Media has a limited life cycle before it is quickly replaced by newer media. Much like how my DVDs replaced my VHS, and CDs replaced my compact cassettes—in fact, the last CD I purchased was in 1999, because it was much easier to have an MP3 library (and this was before portable music players).
We have come to an interesting point in our lives—our media is being replaced by the anti-media. Similar to how the Internet is competing with the printed word, digital bytes compete directly with physical digital media containers.
After installing my first Apple TV this past December, I realized that my shelves are going to be very lonely much sooner than I thought. Not only does Apple TV play my movies and music off of my computer (wirelessly, might I add) but, through services such as iTunes, I am able to buy and rent movies whenever the mood strikes my fancy. I don’t need to go to a store in hopes of them having the movie or album, nor do I need to order it on-line and wait for it to be mailed—I get the content I want, when I want it.
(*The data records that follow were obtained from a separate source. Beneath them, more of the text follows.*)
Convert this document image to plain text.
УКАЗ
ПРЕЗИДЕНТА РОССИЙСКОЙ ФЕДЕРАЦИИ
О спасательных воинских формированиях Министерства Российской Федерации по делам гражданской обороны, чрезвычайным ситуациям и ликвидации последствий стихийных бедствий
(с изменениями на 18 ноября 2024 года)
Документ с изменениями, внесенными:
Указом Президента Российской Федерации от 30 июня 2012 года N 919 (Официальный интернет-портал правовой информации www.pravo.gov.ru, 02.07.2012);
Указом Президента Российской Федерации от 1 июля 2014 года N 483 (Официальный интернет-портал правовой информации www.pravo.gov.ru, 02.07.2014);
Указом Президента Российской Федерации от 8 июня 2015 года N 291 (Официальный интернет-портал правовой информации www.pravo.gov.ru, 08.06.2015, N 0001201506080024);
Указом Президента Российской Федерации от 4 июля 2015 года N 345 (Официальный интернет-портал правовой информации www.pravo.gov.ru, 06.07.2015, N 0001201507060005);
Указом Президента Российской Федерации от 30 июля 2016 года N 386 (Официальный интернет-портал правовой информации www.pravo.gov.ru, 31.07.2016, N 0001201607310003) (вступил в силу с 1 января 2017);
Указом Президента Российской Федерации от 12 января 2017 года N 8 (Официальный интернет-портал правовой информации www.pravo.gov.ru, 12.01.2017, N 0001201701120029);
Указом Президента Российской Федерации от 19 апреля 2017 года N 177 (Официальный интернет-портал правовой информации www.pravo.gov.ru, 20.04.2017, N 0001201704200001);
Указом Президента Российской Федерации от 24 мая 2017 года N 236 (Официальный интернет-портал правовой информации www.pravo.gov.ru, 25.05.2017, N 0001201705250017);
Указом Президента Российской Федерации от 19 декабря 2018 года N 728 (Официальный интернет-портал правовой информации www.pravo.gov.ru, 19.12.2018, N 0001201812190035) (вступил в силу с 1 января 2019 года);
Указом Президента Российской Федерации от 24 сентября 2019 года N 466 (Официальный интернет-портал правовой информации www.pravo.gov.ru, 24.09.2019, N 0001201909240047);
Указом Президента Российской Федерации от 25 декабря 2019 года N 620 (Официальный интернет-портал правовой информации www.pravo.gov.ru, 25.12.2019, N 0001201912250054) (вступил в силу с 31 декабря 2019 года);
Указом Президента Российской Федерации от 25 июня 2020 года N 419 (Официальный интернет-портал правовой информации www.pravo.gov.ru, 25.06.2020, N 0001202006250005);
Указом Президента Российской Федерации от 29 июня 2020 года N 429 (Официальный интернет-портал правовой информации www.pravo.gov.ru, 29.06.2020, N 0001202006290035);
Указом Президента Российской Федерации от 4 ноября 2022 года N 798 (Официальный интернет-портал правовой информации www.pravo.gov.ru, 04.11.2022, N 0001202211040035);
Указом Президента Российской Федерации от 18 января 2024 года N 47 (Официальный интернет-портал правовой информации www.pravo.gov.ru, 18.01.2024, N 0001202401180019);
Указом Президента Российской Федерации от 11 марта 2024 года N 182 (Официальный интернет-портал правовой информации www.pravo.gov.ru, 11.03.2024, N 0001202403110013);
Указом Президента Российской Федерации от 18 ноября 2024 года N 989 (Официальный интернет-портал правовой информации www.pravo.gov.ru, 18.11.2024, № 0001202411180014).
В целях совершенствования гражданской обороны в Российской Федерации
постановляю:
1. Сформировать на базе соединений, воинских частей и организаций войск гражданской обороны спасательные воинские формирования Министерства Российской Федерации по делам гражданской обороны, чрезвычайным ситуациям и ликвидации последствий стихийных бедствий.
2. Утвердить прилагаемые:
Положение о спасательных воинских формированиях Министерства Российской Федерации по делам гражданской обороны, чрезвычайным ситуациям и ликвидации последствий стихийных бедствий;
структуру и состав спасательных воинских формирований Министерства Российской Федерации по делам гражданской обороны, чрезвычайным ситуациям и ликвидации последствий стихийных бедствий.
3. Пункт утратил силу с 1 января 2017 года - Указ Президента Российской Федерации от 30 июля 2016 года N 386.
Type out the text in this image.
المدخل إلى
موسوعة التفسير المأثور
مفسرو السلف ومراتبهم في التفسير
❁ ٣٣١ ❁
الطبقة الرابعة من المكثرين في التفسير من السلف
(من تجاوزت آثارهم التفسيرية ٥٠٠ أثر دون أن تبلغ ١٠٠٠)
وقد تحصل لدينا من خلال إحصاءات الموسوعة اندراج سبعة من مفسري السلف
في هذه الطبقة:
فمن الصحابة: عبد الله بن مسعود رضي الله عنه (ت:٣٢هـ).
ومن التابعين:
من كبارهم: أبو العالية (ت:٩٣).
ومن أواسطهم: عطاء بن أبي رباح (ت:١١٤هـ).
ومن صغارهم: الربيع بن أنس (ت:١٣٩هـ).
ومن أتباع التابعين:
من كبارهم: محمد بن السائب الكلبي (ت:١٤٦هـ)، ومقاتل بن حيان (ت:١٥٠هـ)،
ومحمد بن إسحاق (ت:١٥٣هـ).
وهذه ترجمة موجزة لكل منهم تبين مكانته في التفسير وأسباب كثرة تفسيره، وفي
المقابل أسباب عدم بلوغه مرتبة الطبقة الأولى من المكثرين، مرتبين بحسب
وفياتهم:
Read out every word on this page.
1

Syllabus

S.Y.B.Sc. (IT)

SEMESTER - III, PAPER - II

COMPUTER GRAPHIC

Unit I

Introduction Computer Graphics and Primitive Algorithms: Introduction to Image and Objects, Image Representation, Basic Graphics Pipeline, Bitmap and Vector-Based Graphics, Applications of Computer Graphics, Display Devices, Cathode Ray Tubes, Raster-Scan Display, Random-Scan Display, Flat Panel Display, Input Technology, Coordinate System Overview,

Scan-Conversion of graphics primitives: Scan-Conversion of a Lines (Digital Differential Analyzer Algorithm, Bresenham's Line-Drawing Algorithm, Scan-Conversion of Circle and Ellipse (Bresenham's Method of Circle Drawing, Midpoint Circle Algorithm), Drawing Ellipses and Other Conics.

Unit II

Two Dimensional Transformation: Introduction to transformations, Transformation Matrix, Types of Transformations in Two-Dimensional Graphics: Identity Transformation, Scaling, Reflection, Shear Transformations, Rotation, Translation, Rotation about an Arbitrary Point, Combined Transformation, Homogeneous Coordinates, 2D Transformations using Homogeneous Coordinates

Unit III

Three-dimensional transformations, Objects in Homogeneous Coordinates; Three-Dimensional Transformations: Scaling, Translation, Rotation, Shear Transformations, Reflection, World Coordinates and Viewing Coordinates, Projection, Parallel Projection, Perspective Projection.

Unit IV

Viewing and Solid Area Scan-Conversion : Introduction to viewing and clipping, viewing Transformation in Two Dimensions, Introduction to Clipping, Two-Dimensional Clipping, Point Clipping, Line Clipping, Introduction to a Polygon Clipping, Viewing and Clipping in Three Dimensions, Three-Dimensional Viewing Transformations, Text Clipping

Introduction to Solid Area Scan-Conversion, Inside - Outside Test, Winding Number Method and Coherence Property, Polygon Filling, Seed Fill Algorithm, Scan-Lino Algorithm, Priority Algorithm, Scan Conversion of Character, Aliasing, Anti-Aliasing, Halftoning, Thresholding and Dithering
The movie rental industry was first shaken up by NetFlix who would eliminate the rental fees and time/distance problems created by physical movie rental stores. To compete, these physical stores (i.e., Blockbuster), started to mail DVDs and offer a “return service” so people could drop off the rented DVDs at their stores. In 2004, Redbox was created as a viable rental option by placing vending machine style units at high-traffic areas (gas stations, etc) and offered an affordable rental plan ($1.00/day).
Amazon.com reported, on December 26th, that it sold more eBooks for the Kindle than physical books. Although the actual number is not revealed, it is interesting to see all fronts (books, music, and video) are making a very quick push to be digital.
Today, all we need is a hard drive (and a back-up hard drive to prevent against file corruption or data loss) and means to connect to that hard drive. If F. Scott Fitzgerald‘s wrote The Great Gatsby today instead of it 1925, what would Jay Gatsby have on his shelves? How does this affect child and parent interaction in education?